И аль-Рашид, освободившись таким образом, ушел со своими двумя спутниками, и он сказал Джафару:
— Ради Аллаха! История этого слепого должна быть удивительной, а его случай — очень странным! Поэтому вернитесь к нему и скажите, что вы пришли от имени эмира правоверных, чтобы приказать ему быть завтра во дворце во время послеобеденной молитвы.
И Джафар вернулся к слепому, сообщил ему приказ своего господина, а потом вернулся к халифу. Однако не успели они сделать и нескольких шагов, как увидели на левой стороне моста, почти напротив слепого, сидевшего второго нищего — калеку с искалеченными ногами и порезанным ртом. И меченосец Масрур по знаку своего хозяина подошел к этому второму калеке с больными ногами и подал ему милостыню, которая была записана в его судьбе на тот день. И человек этот поднял голову и рассмеялся, сказав:
— Хей, валлахи, за всю свою жизнь школьного учителя я не заработал столько, сколько получил от твоей великодушной руки, о господин мой!

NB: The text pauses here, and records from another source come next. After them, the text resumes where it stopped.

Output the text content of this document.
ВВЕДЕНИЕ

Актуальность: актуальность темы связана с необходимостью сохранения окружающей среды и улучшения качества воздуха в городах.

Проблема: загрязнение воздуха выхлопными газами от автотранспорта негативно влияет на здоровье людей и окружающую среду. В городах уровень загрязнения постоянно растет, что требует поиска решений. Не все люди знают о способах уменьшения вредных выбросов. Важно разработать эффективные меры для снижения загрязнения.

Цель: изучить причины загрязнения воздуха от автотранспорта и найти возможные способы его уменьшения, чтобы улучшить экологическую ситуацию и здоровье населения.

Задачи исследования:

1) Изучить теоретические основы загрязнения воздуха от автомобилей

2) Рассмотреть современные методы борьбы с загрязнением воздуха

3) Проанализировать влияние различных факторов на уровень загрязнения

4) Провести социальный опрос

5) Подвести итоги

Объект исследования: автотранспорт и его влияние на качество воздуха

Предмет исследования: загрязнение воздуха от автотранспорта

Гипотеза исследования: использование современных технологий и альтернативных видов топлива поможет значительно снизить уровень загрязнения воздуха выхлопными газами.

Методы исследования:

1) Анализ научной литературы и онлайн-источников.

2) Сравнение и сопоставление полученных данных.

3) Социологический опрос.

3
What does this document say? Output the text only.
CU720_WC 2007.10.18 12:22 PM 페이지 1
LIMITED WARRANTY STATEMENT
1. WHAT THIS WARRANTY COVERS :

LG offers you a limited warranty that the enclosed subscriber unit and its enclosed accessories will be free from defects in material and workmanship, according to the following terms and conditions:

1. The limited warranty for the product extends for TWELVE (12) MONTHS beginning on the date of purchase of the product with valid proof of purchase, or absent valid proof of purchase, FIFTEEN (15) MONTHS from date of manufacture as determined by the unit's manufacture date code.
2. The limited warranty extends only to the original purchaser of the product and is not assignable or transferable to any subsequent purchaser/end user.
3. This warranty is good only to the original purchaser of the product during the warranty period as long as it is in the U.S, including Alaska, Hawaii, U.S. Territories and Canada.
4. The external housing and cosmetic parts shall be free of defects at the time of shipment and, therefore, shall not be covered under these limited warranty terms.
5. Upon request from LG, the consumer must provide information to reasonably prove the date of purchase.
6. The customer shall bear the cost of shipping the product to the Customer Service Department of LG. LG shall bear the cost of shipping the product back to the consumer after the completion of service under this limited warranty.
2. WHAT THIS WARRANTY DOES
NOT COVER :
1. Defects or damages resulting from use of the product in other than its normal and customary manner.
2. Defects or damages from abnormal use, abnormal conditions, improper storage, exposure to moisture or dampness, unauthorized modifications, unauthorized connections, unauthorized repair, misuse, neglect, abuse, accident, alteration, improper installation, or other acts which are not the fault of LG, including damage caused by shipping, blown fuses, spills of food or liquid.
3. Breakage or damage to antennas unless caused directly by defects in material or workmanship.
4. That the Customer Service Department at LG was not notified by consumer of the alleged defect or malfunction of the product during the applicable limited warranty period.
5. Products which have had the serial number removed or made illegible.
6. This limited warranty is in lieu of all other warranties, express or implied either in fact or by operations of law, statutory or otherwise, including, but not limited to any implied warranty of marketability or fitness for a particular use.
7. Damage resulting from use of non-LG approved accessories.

И аль-Рашид, которого весьма удивил этот ответ, повернулся к Джафару и сказал ему:
— Клянусь головой моей! Если это школьный учитель и он вынужден теперь просить милостыню на мосту, то его история должна быть, безусловно, очень странной. Поспеши к нему и прикажи ему явиться завтра в час, назначенный для слепого, к воротам моего дворца.
И приказ этот был выполнен, и они продолжили свою прогулку.
Но не успели они еще отойти от калеки, как услышали, как тот громко призывает благословения на голову подошедшего к нему какого-то шейха. И они решили посмотреть, чтобы понять, в чем тут дело. И они увидели, что этот шейх пытается увернуться от калеки, явно сбитый с толку благословениями и похвалами, которые он ему посылал. И они поняли, со слов калеки, что милостыня, которую только что вручил ему этот шейх, была значительнее, чем милостыня Масрура, — такая, какой этот бедняга никогда еще не получал. И Гарун выразил Джафару свое изумление, увидав, что простой человек проявил большую щедрость рук своих, чем его собственные, и он добавил:
— Я хотел бы узнать этого шейха и понять мотив его удивительной щедрости. Иди, о Джафар, и скажи ему, чтобы он явился завтра и стал между рук моих в час, назначенный для слепого и калеки.
И это приказание был тотчас же выполнено.
И они уже собирались продолжить путь свой, как вдруг увидели, что по мосту движется великолепная процессия, какую обычно могут позволить себе только цари и султаны. И впереди ехали конные глашатаи, которые кричали:
— Дорогу нашему господину, супругу дочери могущественного султана Китая и дочери могущественного султана Синда и Индии!
А во главе кортежа на скакуне, порода которого чувствовалась в каждом его движении, ехал эмир или, может быть, сын царя, облик которого был блистателен и полон благородства. А сразу за ним шли двое конюших[51], которые вели на поводу из синего шелка запряженного величественного верблюда с паланкином, в котором сидели, одна справа, а другая слева, под навесом из красной парчи и с лицами, закрытыми оранжевой шелковой вуалью, две принцессы, жены всадника. Замыкала же шествие труппа музыкантов, наигрывавших на своих инструментах необычных форм индийские и китайские мелодии.